Ia menyoroti adanya dispensasi perpanjangan izin dari Dinas PTSP yang telah dijatuhkan sebanyak tiga kali sebagai bukti adanya ketidakberesan administratif dan kondisi di lapangan.
“Ini tidak bisa dibiarkan. Masalah lahannya belum selesai, tapi aktivitas sudah berjalan. Ini berpotensi menimbulkan konflik yang lebih besar,” tegas Kadir dalam rapat dengar pendapat membahas tambang emas CV Hadaf Karya Mandiri di kantor sementara DPRD Sulsel, Kota Makassar, Rabu (6/5/2026).
Selain masalah lahan, DPRD Sulsel juga mengkritik minimnya proses sosialisasi yang dilakukan oleh pihak perusahaan sebelum terbitnya dokumen Amdal.
Kadir menilai konsultasi publik yang hanya melibatkan sekitar 25 orang untuk proyek skala besar, sangatlah tidak memadai dan tidak mencerminkan keterwakilan masyarakat terdampak.

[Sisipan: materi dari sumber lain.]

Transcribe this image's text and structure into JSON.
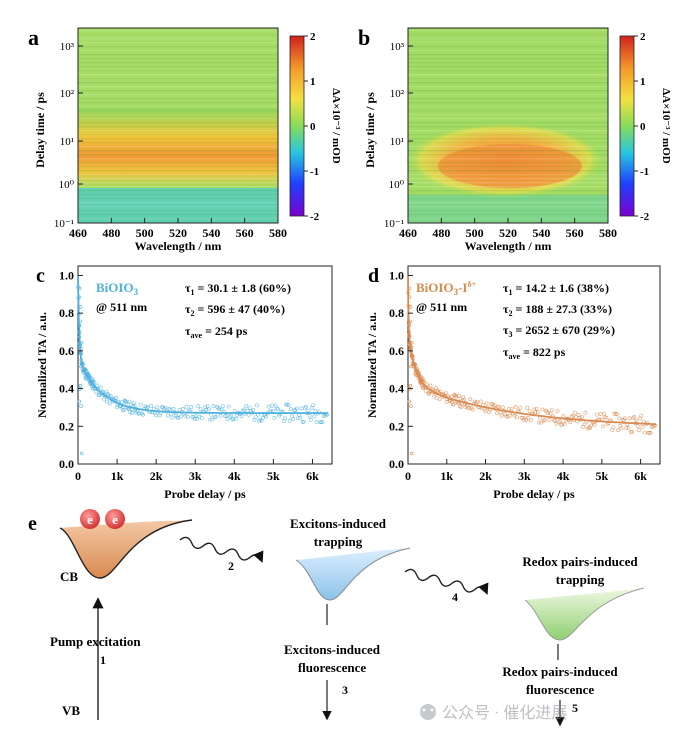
{
  "panels": {
    "a": {
      "label": "a",
      "sample_peak_band": "2-20 ps"
    },
    "b": {
      "label": "b"
    },
    "c": {
      "label": "c",
      "legend_name": "BiOIO",
      "legend_name_sub": "3",
      "legend_probe": "@ 511 nm",
      "tau1": "τ",
      "tau1_sub": "1",
      "tau1_val": " = 30.1 ± 1.8 (60%)",
      "tau2": "τ",
      "tau2_sub": "2",
      "tau2_val": " = 596 ± 47 (40%)",
      "tauave": "τ",
      "tauave_sub": "ave",
      "tauave_val": " = 254 ps"
    },
    "d": {
      "label": "d",
      "legend_name": "BiOIO",
      "legend_name_sub": "3",
      "legend_name_sup": "-I",
      "legend_name_sup2": "δ+",
      "legend_probe": "@ 511 nm",
      "tau1": "τ",
      "tau1_sub": "1",
      "tau1_val": " = 14.2 ± 1.6 (38%)",
      "tau2": "τ",
      "tau2_sub": "2",
      "tau2_val": " = 188 ± 27.3 (33%)",
      "tau3": "τ",
      "tau3_sub": "3",
      "tau3_val": " = 2652 ± 670 (29%)",
      "tauave": "τ",
      "tauave_sub": "ave",
      "tauave_val": " = 822 ps"
    },
    "e": {
      "label": "e"
    }
  },
  "axes": {
    "delay_label": "Delay time / ps",
    "wavelength_label": "Wavelength / nm",
    "colorbar_label": "ΔA×10⁻³ / mOD",
    "colorbar_ticks": [
      "2",
      "1",
      "0",
      "-1",
      "-2"
    ],
    "wavelength_ticks": [
      "460",
      "480",
      "500",
      "520",
      "540",
      "560",
      "580"
    ],
    "delay_ticks": [
      "10³",
      "10²",
      "10¹",
      "10⁰",
      "10⁻¹"
    ],
    "ta_label": "Normalized TA / a.u.",
    "probe_label": "Probe delay / ps",
    "ta_ticks": [
      "1.0",
      "0.8",
      "0.6",
      "0.4",
      "0.2",
      "0.0"
    ],
    "probe_ticks": [
      "0",
      "1k",
      "2k",
      "3k",
      "4k",
      "5k",
      "6k"
    ]
  },
  "scheme": {
    "cb_label": "CB",
    "vb_label": "VB",
    "electron": "e",
    "pump": "Pump excitation",
    "step1": "1",
    "step2": "2",
    "step3": "3",
    "step4": "4",
    "step5": "5",
    "exciton_trap_1": "Excitons-induced",
    "exciton_trap_2": "trapping",
    "exciton_fl_1": "Excitons-induced",
    "exciton_fl_2": "fluorescence",
    "redox_trap_1": "Redox pairs-induced",
    "redox_trap_2": "trapping",
    "redox_fl_1": "Redox pairs-induced",
    "redox_fl_2": "fluorescence"
  },
  "watermark": "公众号 · 催化进展",
  "chart_data": [
    {
      "type": "heatmap",
      "title": "a",
      "xlabel": "Wavelength / nm",
      "ylabel": "Delay time / ps",
      "xlim": [
        460,
        580
      ],
      "ylim_log10": [
        -1,
        3.5
      ],
      "colorbar": [
        -2,
        2
      ],
      "description_values": {
        "max_signal_delay_ps": [
          2,
          20
        ],
        "max_signal_wavelength_nm": [
          480,
          560
        ]
      }
    },
    {
      "type": "heatmap",
      "title": "b",
      "xlabel": "Wavelength / nm",
      "ylabel": "Delay time / ps",
      "xlim": [
        460,
        580
      ],
      "ylim_log10": [
        -1,
        3.5
      ],
      "colorbar": [
        -2,
        2
      ],
      "description_values": {
        "max_signal_delay_ps": [
          1,
          20
        ],
        "max_signal_wavelength_nm": [
          470,
          565
        ]
      }
    },
    {
      "type": "scatter",
      "title": "c",
      "xlabel": "Probe delay / ps",
      "ylabel": "Normalized TA / a.u.",
      "xlim": [
        0,
        6500
      ],
      "ylim": [
        0,
        1.05
      ],
      "series": [
        {
          "name": "BiOIO3 @ 511 nm",
          "color": "#4fb0dd",
          "fit": {
            "A1": 0.6,
            "tau1": 30.1,
            "A2": 0.4,
            "tau2": 596,
            "offset": 0.27
          }
        }
      ]
    },
    {
      "type": "scatter",
      "title": "d",
      "xlabel": "Probe delay / ps",
      "ylabel": "Normalized TA / a.u.",
      "xlim": [
        0,
        6500
      ],
      "ylim": [
        0,
        1.05
      ],
      "series": [
        {
          "name": "BiOIO3-Iδ+ @ 511 nm",
          "color": "#d98a50",
          "fit": {
            "A1": 0.38,
            "tau1": 14.2,
            "A2": 0.33,
            "tau2": 188,
            "A3": 0.29,
            "tau3": 2652,
            "offset": 0.19
          }
        }
      ]
    }
  ]
}
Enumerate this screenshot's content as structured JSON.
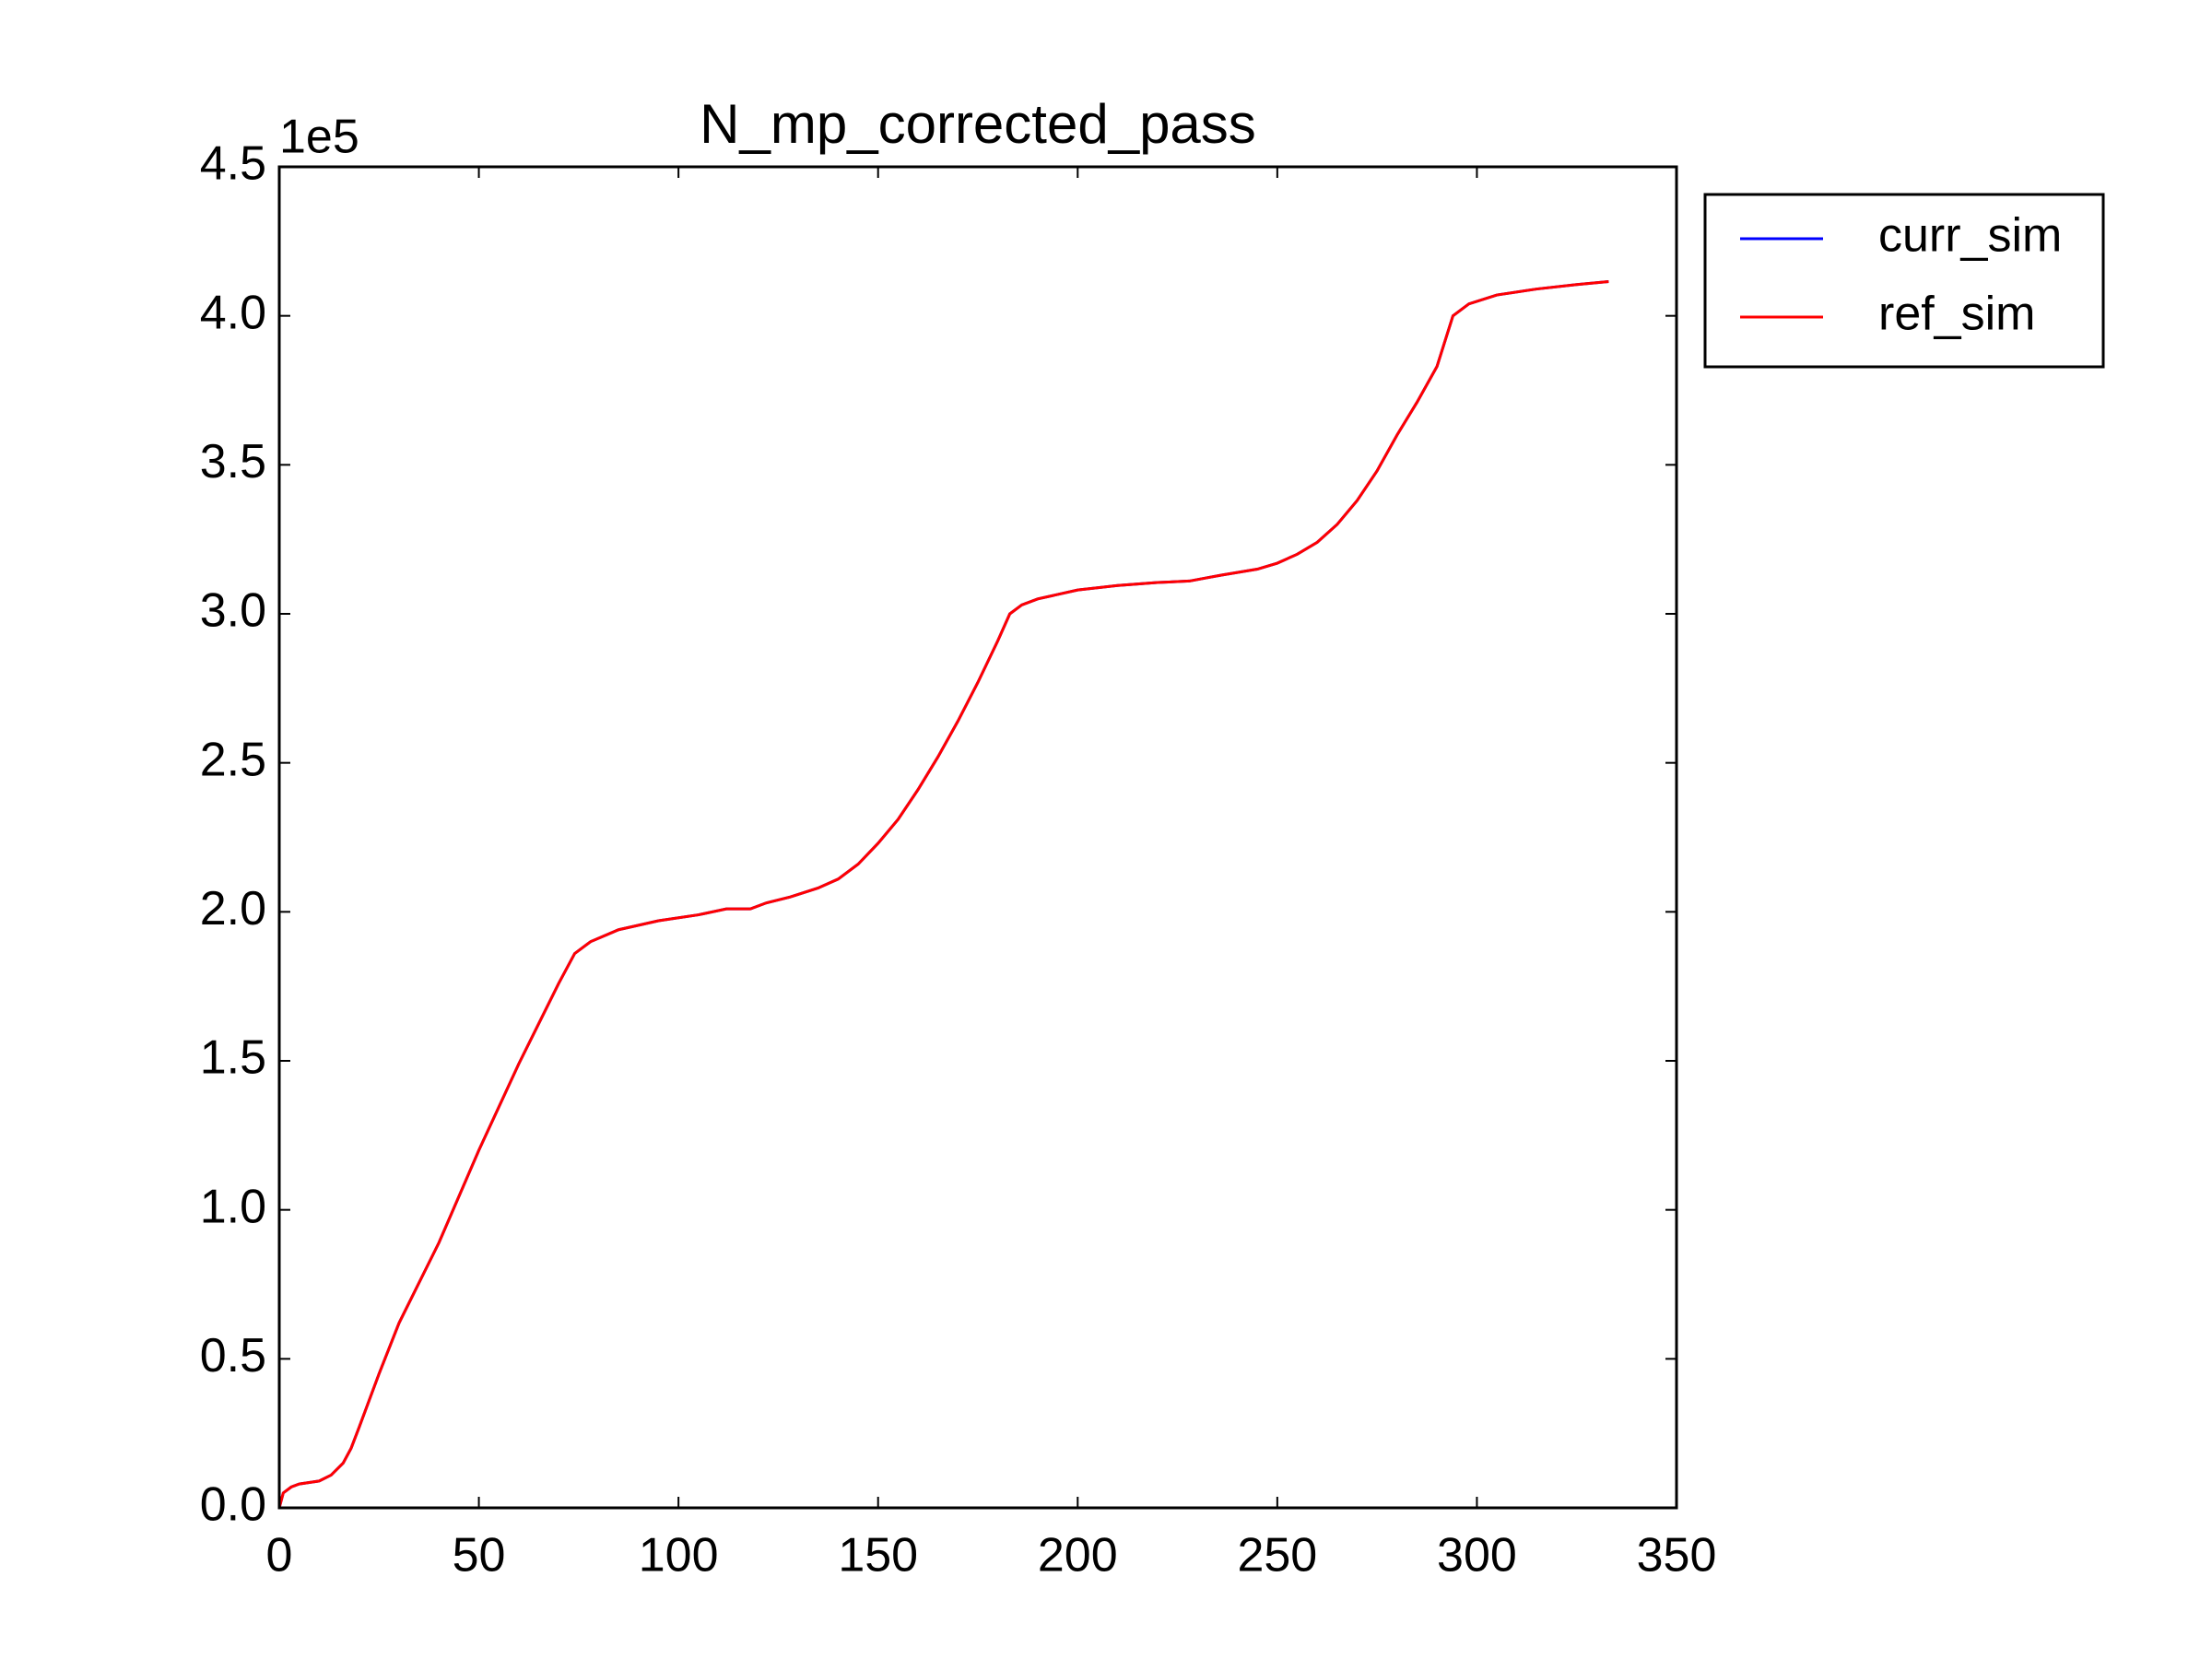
{
  "chart_data": {
    "type": "line",
    "title": "N_mp_corrected_pass",
    "y_offset_label": "1e5",
    "x": [
      0,
      1,
      3,
      5,
      10,
      13,
      16,
      18,
      20,
      25,
      30,
      40,
      50,
      60,
      70,
      74,
      78,
      85,
      95,
      105,
      112,
      118,
      122,
      128,
      135,
      140,
      145,
      150,
      155,
      160,
      165,
      170,
      175,
      180,
      183,
      186,
      190,
      200,
      210,
      220,
      228,
      232,
      236,
      245,
      250,
      255,
      260,
      265,
      270,
      275,
      280,
      285,
      290,
      294,
      298,
      305,
      315,
      325,
      333
    ],
    "series": [
      {
        "name": "curr_sim",
        "color": "#0000ff",
        "values": [
          0,
          0.05,
          0.07,
          0.08,
          0.09,
          0.11,
          0.15,
          0.2,
          0.27,
          0.45,
          0.62,
          0.89,
          1.2,
          1.49,
          1.76,
          1.86,
          1.9,
          1.94,
          1.97,
          1.99,
          2.01,
          2.01,
          2.03,
          2.05,
          2.08,
          2.11,
          2.16,
          2.23,
          2.31,
          2.41,
          2.52,
          2.64,
          2.77,
          2.91,
          3.0,
          3.03,
          3.05,
          3.08,
          3.095,
          3.105,
          3.11,
          3.12,
          3.13,
          3.15,
          3.17,
          3.2,
          3.24,
          3.3,
          3.38,
          3.48,
          3.6,
          3.71,
          3.83,
          4.0,
          4.04,
          4.07,
          4.09,
          4.105,
          4.115
        ]
      },
      {
        "name": "ref_sim",
        "color": "#ff0000",
        "values": [
          0,
          0.05,
          0.07,
          0.08,
          0.09,
          0.11,
          0.15,
          0.2,
          0.27,
          0.45,
          0.62,
          0.89,
          1.2,
          1.49,
          1.76,
          1.86,
          1.9,
          1.94,
          1.97,
          1.99,
          2.01,
          2.01,
          2.03,
          2.05,
          2.08,
          2.11,
          2.16,
          2.23,
          2.31,
          2.41,
          2.52,
          2.64,
          2.77,
          2.91,
          3.0,
          3.03,
          3.05,
          3.08,
          3.095,
          3.105,
          3.11,
          3.12,
          3.13,
          3.15,
          3.17,
          3.2,
          3.24,
          3.3,
          3.38,
          3.48,
          3.6,
          3.71,
          3.83,
          4.0,
          4.04,
          4.07,
          4.09,
          4.105,
          4.115
        ]
      }
    ],
    "xlim": [
      0,
      350
    ],
    "xticks": [
      0,
      50,
      100,
      150,
      200,
      250,
      300,
      350
    ],
    "ylim": [
      0,
      4.5
    ],
    "yticks": [
      {
        "value": 0,
        "label": "0.0"
      },
      0.5,
      {
        "value": 1,
        "label": "1.0"
      },
      1.5,
      {
        "value": 2,
        "label": "2.0"
      },
      2.5,
      {
        "value": 3,
        "label": "3.0"
      },
      3.5,
      {
        "value": 4,
        "label": "4.0"
      },
      4.5
    ],
    "grid": false,
    "legend": "upper-right-outside"
  }
}
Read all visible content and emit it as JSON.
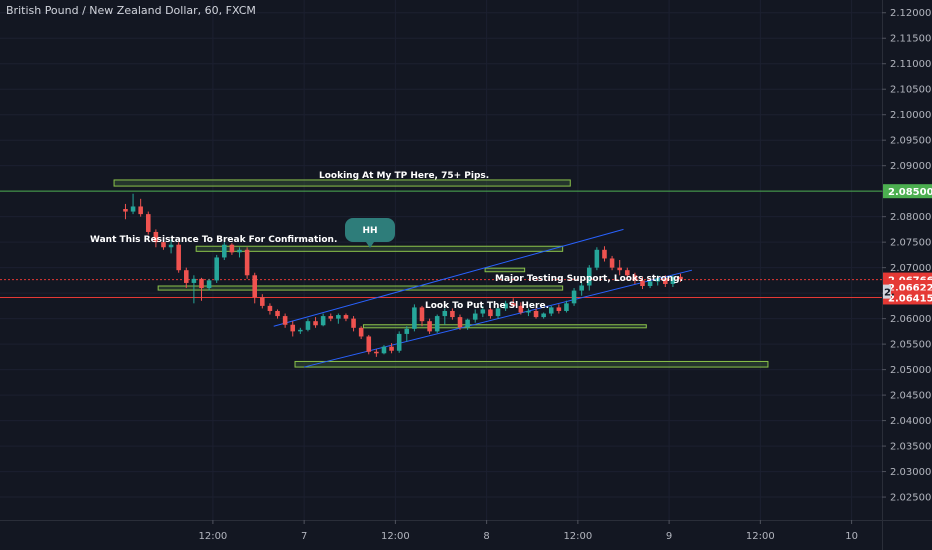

“Ini proyek besar, tapi sosialisasinya sangat terbatas. Harusnya dilakukan berkali-kali dan menjangkau lebih banyak masyarakat terdampak,” kritiknya.
Direktur Utama CV Hadaf Karya Mandiri, Muhammad Yaqub Abbas dalam rapat membantah pihaknya telah memulai aktivitas penambangan.
Ia mengklaim timnya hanya melakukan survei geologi dan pengambilan sampel terbatas yang telah didasari oleh aspek hukum yang sah.
Ia juga menantang agar isu kerusakan lingkungan dibuktikan melalui data ilmiah.
“Kalau ada kekhawatiran, silakan diuji dengan data. Kami siap diperiksa langsung di lapangan,” ujarnya.
Sebagai langkah lanjutan, DPRD Sulsel bersama instansi teknis dari Dinas ESDM dan Dinas Lingkungan Hidup berencana turun langsung ke lokasi tambang di Enrekang.
Peninjauan lapangan ini bertujuan untuk memverifikasi data dan memastikan kepatuhan perusahaan terhadap aturan yang berlaku.
Forum RDP ini sendiri turut dihadiri oleh aliansi masyarakat lingkar tambang, mahasiswa, serta jajaran pimpinan Pemerintah Kabupaten dan DPRD Enrekang.